Au cœur du quartier chic de Khel Gaon est cachée une enclave enchanteresse : le Siri Fort Sports Complex. Dans de cet écrin de modernité tout entier dédié au sport, se nichent onze courts de tennis flambants neufs, adossés à un terrain de cricket. La Tennis Team Academy y a élu domicile. Ses quelque 200 jeunes pensionnaires, âgés de 4 à 24 ans, s’escriment ici tout au long de l’année, sous le regard concentré du directeur, Aditya Sachdeva.

Casquette enfoncée sur la tête et raquettes en main, ce dernier ne s’embarrasse pas de faux semblants. « Je veux fabriquer des champions », synthétise-t-il dans une formule qui n’est pas sans rappeler celle de Nick Bollettieri, l’homme qui a, entre autres, façonné André Agassi. A n’en pas douter,  l’héritage de son passage aux Etats-Unis, où il s’est notamment occupé du jeune Ryan Harisson - récent huitième de finaliste à Indian Wells- , a profondément marqué Sachdeva.

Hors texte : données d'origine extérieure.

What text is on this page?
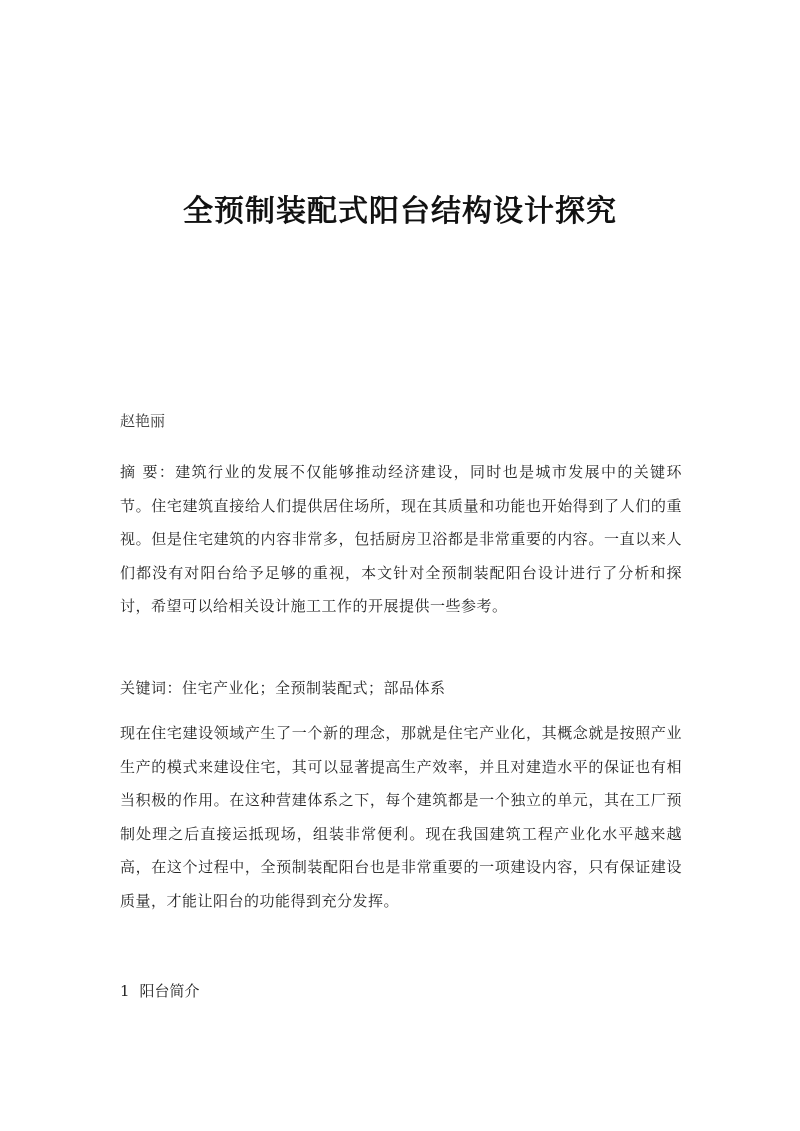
全预制装配式阳台结构设计探究
赵艳丽
摘 要：建筑行业的发展不仅能够推动经济建设，同时也是城市发展中的关键环节。住宅建筑直接给人们提供居住场所，现在其质量和功能也开始得到了人们的重视。但是住宅建筑的内容非常多，包括厨房卫浴都是非常重要的内容。一直以来人们都没有对阳台给予足够的重视，本文针对全预制装配阳台设计进行了分析和探讨，希望可以给相关设计施工工作的开展提供一些参考。
关键词：住宅产业化；全预制装配式；部品体系
现在住宅建设领域产生了一个新的理念，那就是住宅产业化，其概念就是按照产业生产的模式来建设住宅，其可以显著提高生产效率，并且对建造水平的保证也有相当积极的作用。在这种营建体系之下，每个建筑都是一个独立的单元，其在工厂预制处理之后直接运抵现场，组装非常便利。现在我国建筑工程产业化水平越来越高，在这个过程中，全预制装配阳台也是非常重要的一项建设内容，只有保证建设质量，才能让阳台的功能得到充分发挥。
1 阳台简介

Revenu dans son pays d’origine en 2004, il a été frappé par le manque de moyens du système indien. « L’académie vit uniquement grâce à des fonds privés. Il n’y a aucune aide publique, contrairement aux Etats-Unis. Et les sponsors n’aident pas aussi facilement, loin de là ».

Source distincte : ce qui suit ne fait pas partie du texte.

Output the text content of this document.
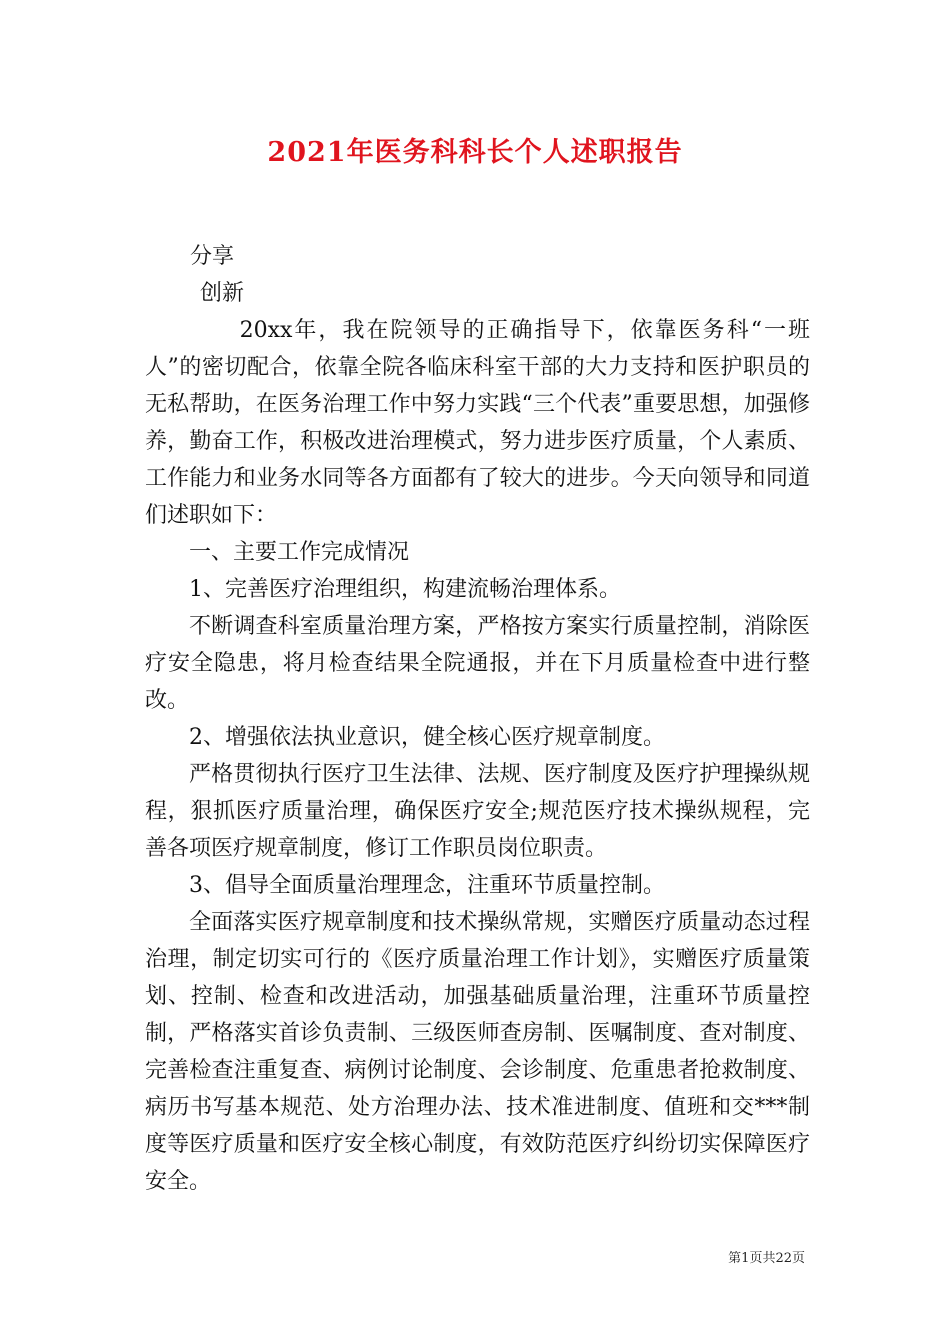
2021年医务科科长个人述职报告

分享

创新

20xx年，我在院领导的正确指导下，依靠医务科“一班人”的密切配合，依靠全院各临床科室干部的大力支持和医护职员的无私帮助，在医务治理工作中努力实践“三个代表”重要思想，加强修养，勤奋工作，积极改进治理模式，努力进步医疗质量，个人素质、工作能力和业务水同等各方面都有了较大的进步。今天向领导和同道们述职如下：

一、主要工作完成情况

1、完善医疗治理组织，构建流畅治理体系。

不断调查科室质量治理方案，严格按方案实行质量控制，消除医疗安全隐患，将月检查结果全院通报，并在下月质量检查中进行整改。

2、增强依法执业意识，健全核心医疗规章制度。

严格贯彻执行医疗卫生法律、法规、医疗制度及医疗护理操纵规程，狠抓医疗质量治理，确保医疗安全;规范医疗技术操纵规程，完善各项医疗规章制度，修订工作职员岗位职责。

3、倡导全面质量治理理念，注重环节质量控制。

全面落实医疗规章制度和技术操纵常规，实赠医疗质量动态过程治理，制定切实可行的《医疗质量治理工作计划》，实赠医疗质量策划、控制、检查和改进活动，加强基础质量治理，注重环节质量控制，严格落实首诊负责制、三级医师查房制、医嘱制度、查对制度、完善检查注重复查、病例讨论制度、会诊制度、危重患者抢救制度、病历书写基本规范、处方治理办法、技术准进制度、值班和交***制度等医疗质量和医疗安全核心制度，有效防范医疗纠纷切实保障医疗安全。

第1页共22页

Malgré ce handicap, le quadragénaire trapu n’a rien laissé au hasard. Le moindre entraînement est réglé comme du papier à musique et la structure d’entraînement dont bénéficient les jeunes est à faire pâlir d’envie bon nombre de pôles espoirs en France. « Chacun de nos joueurs dispose d’une équipe complète : un médecin, un préparateur physique, un coach principal, un coach assistant et des sparring-partners. On a même engagé un coach mental canadien », énumère d’un ton monocorde l’ancien professionnel, assis dans les gradins du complexe. Derrière lui, deux jeunes filles en mini-shorts et débardeurs enchaînent les diagonales de coup droit, sous les yeux de leurs mères, drapées dans leurs saris, la tenue traditionnelle indienne.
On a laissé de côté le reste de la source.